Thursday, August 27, 2009

Tomatoes, Phone Calls, and River Lore

We have been enjoying luscious red ripe tomatoes with almost every meal. Unlike our special friend Helen Green Galloway, 87, who likes vine-ripe tomatoes with milk gravy, we don’t eat them for breakfast. They taste good to us with all other meals, however.

I filled up three sacks today and took to Katherine’s house for her and two of her aides. We took tomatoes to the brothers and wives last Friday night, and Gerald has taken some to neighbors. In the old days, I would have been canning tomato juice, but I have not canned in many years. I keep thinking someday I will again, but I probably won’t. (I did finally pass my pressure canner on to a neighbor.) Life seems too full already without canning. Gerald cut back his garden to just green onions--already gone now-- and the tomatoes, so I haven’t even had okra to put in the freezer. (I am afraid my family is going to be very disappointed this winter.)

My planned task for today was to make phone calls for my daughter Katherine to line up interviews for home health aides. The long list from a government agency of possible people gave me more disconnected phones than working ones. More and more people are cutting out their land phones and just using cells. I still like using the house phone more than my cell, which I am always misplacing, but it will be interesting to see if the custom of house phones survive in a few more years. At least today’s families don’t have to fret about their kids tying up the house phone—as my parents did and as I did when we had teens living with us.

As I called the listings, I left several messages on message machines—but some without answering machines called me back because they had caller ID. Some phones I called greeted me with music (including the call I made to granddaughter Erin), some were answered by the new owner of a phone number instead of the person I was trying to call and they were very polite even though I had bothered them unnecessarily. Many answered quite formally, and one recorded voice said: You know the routine, leave a message. Some who answered had pleasant cultivated voices and others were strident. Some, who were working elsewhere now, were very brief and business-like; some in the same circumstances were chatty. Some recommended others.

I also was reviewing today the many page report of an archeological study of Mark Wagner of the east side of the Mississippi River at the time of the Cherokee Removal in 1838-39. There in Union County was where the thousands of Cherokee had to take ferries day after day to reach the other side when the large ice floes finally allowed them to cross to Missouri. I had studied the report once before, but enough time had passed that I was no longer positive of some points. So I am re-reading it. Although the river has changed radically since then, the report opined that it might be possible yet to find archeological evidence of Willard’s Landing and Hamburg Landing, both of which once were located on the river’s bank. They provided ferries to cross the river as well as a landing for steamboats from Pennsylvania to bring goods down the Ohio and up the Mississippi to Union County or a place to load flatboats with excess farm produce to sell down in New Orleans.

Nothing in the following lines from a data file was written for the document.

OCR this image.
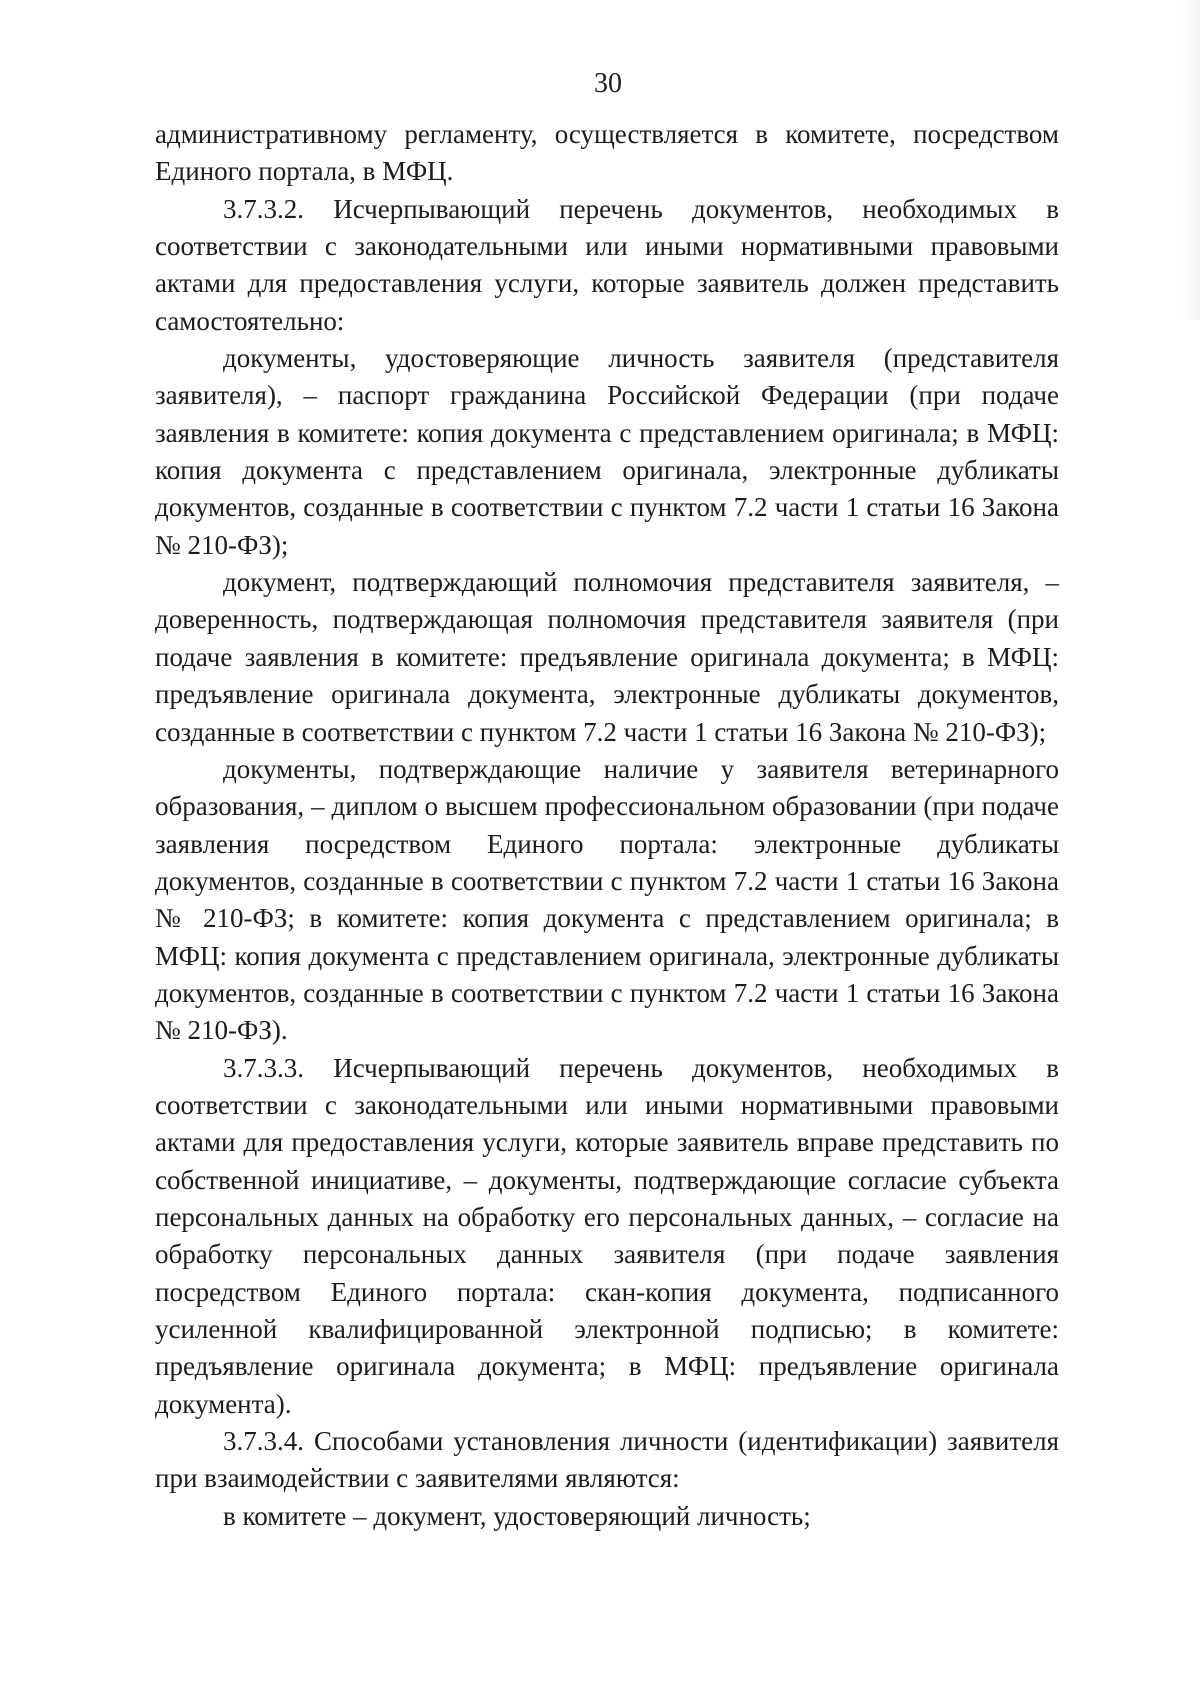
30

административному регламенту, осуществляется в комитете, посредством Единого портала, в МФЦ.

3.7.3.2. Исчерпывающий перечень документов, необходимых в соответствии с законодательными или иными нормативными правовыми актами для предоставления услуги, которые заявитель должен представить самостоятельно:

документы, удостоверяющие личность заявителя (представителя заявителя), – паспорт гражданина Российской Федерации (при подаче заявления в комитете: копия документа с представлением оригинала; в МФЦ: копия документа с представлением оригинала, электронные дубликаты документов, созданные в соответствии с пунктом 7.2 части 1 статьи 16 Закона № 210-ФЗ);

документ, подтверждающий полномочия представителя заявителя, – доверенность, подтверждающая полномочия представителя заявителя (при подаче заявления в комитете: предъявление оригинала документа; в МФЦ: предъявление оригинала документа, электронные дубликаты документов, созданные в соответствии с пунктом 7.2 части 1 статьи 16 Закона № 210-ФЗ);

документы, подтверждающие наличие у заявителя ветеринарного образования, – диплом о высшем профессиональном образовании (при подаче заявления посредством Единого портала: электронные дубликаты документов, созданные в соответствии с пунктом 7.2 части 1 статьи 16 Закона № 210-ФЗ; в комитете: копия документа с представлением оригинала; в МФЦ: копия документа с представлением оригинала, электронные дубликаты документов, созданные в соответствии с пунктом 7.2 части 1 статьи 16 Закона № 210-ФЗ).

3.7.3.3. Исчерпывающий перечень документов, необходимых в соответствии с законодательными или иными нормативными правовыми актами для предоставления услуги, которые заявитель вправе представить по собственной инициативе, – документы, подтверждающие согласие субъекта персональных данных на обработку его персональных данных, – согласие на обработку персональных данных заявителя (при подаче заявления посредством Единого портала: скан-копия документа, подписанного усиленной квалифицированной электронной подписью; в комитете: предъявление оригинала документа; в МФЦ: предъявление оригинала документа).

3.7.3.4. Способами установления личности (идентификации) заявителя при взаимодействии с заявителями являются:

в комитете – документ, удостоверяющий личность;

It is interesting to look at the old maps of the river’s edge and see the changes from decade to decade. In the very earliest days of white pioneers, few acres in the bottoms could be cultivated because of the floods, but now most of the rich land near the river is well drained and growing productive crops.

Woods between the highway and the river make viewing the river impossible most of the time. The same is usually true when you drive off the highway and onto levee roads with fields and trees between the road and the river. Many years ago when we lived and farmed on one side of the 20th century levee in Union County, I would always feel I was definitely living on the river when the water rose against the levee. Other times I could forget that.

Although we were never threatened with the river going over nor the levee breaking during our three years there, nevertheless, driving with the river against the levee seemed very dramatic to me. I drove carefully at those times. One of my favorite memories is when the water was not high and we borrowed our landlord’s little pickup and took Katherine and Gerry for a picnic over by the river on the other side of the levee from our house. My brother’s family at that time lived across the river in Cape Girardeau, and I liked seeing the lights there and knowing they were just on the other side from us.

Old Man River dividing our nation in half is a fascinating phenomenon. Powerful and capable of being devastating down through the years. Yet most of the time, serenely lovely and peacefully soothing.